Internal structure and salt flow in the Les Avellanes allochthonous salt sheet: insights from field observations and analogue modelling comparison

Salt sequences usually contain interbedded, non-saline, sedimentary layers (carbonates, sulphates, and siliciclastics) which behave as brittle, competent layers entrained within the weak, viscous salt. These layers become fragmented, and further stretched and folded as the host rock salt is mobilized. In diapirs reaching the surface, fragments of these brittle layers (stringers) can be transported upwards along the diapir stem from their source layer and then laterally and sometimes gravitationally downwards in the allochthonous salt sheets, becoming embedded in the diapir caprock as the salt is dissolved by unsaturated fluids. Therefore, the stringers arrangement may serve as a proxy to understand salt flow. To test this hypothesis, we have examined the internal structure of the Les Avellanes diapir rocks (South-Central Pyrenean fold-and-thrust belt) which represents a syn-orogenic laterally advancing salt sheet, early Oligocene in age. To understand the internal structure, the diapir exposure has been mapped in detail and projected in a cross-section along the expected flow direction. Then, to evaluate this structure in terms of flow kinematics and dynamics, we have reproduced the Les Avellanes lateral salt sheet with analogue models equipped with a stereographic system of strain quantification (LaVision GmbH).

The Les Avellanes Diapir exposes a gypsum rich caprock with numerous Triassic carbonate and subvolcanic stringers, which were carried along within the diapir stem and salt sheet. The carbonate stringers show contrasting bottom and top facies (laminated vs. tabular) constraining their stratigraphic polarity. The stringers are mainly subvertical in the diapir stem and around the probable crestal/feeder area, flat lying stringers are disrupted by several extensional faults. Towards the allochthonous salt body, they are obliquely or vertically imbricated with some of the stringers overturned. This suggests that stringers were carried through the feeder conduit to the surface, then became stretched horizontally in the feeder area and imbricated and stacked within the laterally advancing salt sheet.

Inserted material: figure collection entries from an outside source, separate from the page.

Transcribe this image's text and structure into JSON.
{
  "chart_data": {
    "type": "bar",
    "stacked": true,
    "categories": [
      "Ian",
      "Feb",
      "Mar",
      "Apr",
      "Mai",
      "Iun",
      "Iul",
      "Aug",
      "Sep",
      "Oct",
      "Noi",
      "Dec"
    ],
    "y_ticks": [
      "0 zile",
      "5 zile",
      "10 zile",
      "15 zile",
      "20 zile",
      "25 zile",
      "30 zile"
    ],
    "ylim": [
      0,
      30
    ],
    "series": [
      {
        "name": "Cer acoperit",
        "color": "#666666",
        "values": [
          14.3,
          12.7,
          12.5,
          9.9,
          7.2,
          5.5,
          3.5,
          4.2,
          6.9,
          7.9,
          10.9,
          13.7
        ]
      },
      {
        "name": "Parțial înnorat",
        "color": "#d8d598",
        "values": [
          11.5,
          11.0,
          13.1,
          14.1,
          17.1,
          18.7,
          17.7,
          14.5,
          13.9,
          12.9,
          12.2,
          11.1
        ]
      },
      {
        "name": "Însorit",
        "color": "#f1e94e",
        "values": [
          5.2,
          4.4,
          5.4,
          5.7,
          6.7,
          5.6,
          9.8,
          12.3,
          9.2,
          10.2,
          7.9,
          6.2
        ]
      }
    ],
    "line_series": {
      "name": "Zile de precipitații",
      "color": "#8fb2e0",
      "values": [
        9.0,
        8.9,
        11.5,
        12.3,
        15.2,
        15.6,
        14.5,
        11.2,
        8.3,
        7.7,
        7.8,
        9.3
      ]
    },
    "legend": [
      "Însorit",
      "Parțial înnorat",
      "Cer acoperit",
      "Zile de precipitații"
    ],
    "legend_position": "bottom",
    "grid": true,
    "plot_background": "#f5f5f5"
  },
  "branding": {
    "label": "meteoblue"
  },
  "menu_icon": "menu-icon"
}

This hypothesis has been evaluated using analogue models. The modelling setup consisting of a box with a moving wall to simulate shortening, and two silicone layers (polydimethylsiloxane) separated by two thin, colored granular layers (simulating carbonate layers disrupted into stringers). The host rock overburden, represented by colored sand, is continuously sieved around a rectangular vertical conduit of the diapir. During shortening, caprock made of cohesive material (glass beads) is added on top and syn-kinematic sand layers are added adjacent to the laterally advancing silicone extrusion. In the cross-sections of the models, stringers are verticalized in the diapir conduit, parallel to the walls, and distorted into isoclinal folds with downflow vergence in the advancing allochthonous extrusion. The surface strain pattern revealed extension around the crestal area, and belts of contraction downslope in the advancing body developing in sequence backwards from the front as caprock rafts and stringers continuously became imbricated, blocking and decelerating the flow. As the internal structure of the deformed stringers is compatible with field observations, similar strain patterns visible in the model may be attributed to the development of this salt sheet.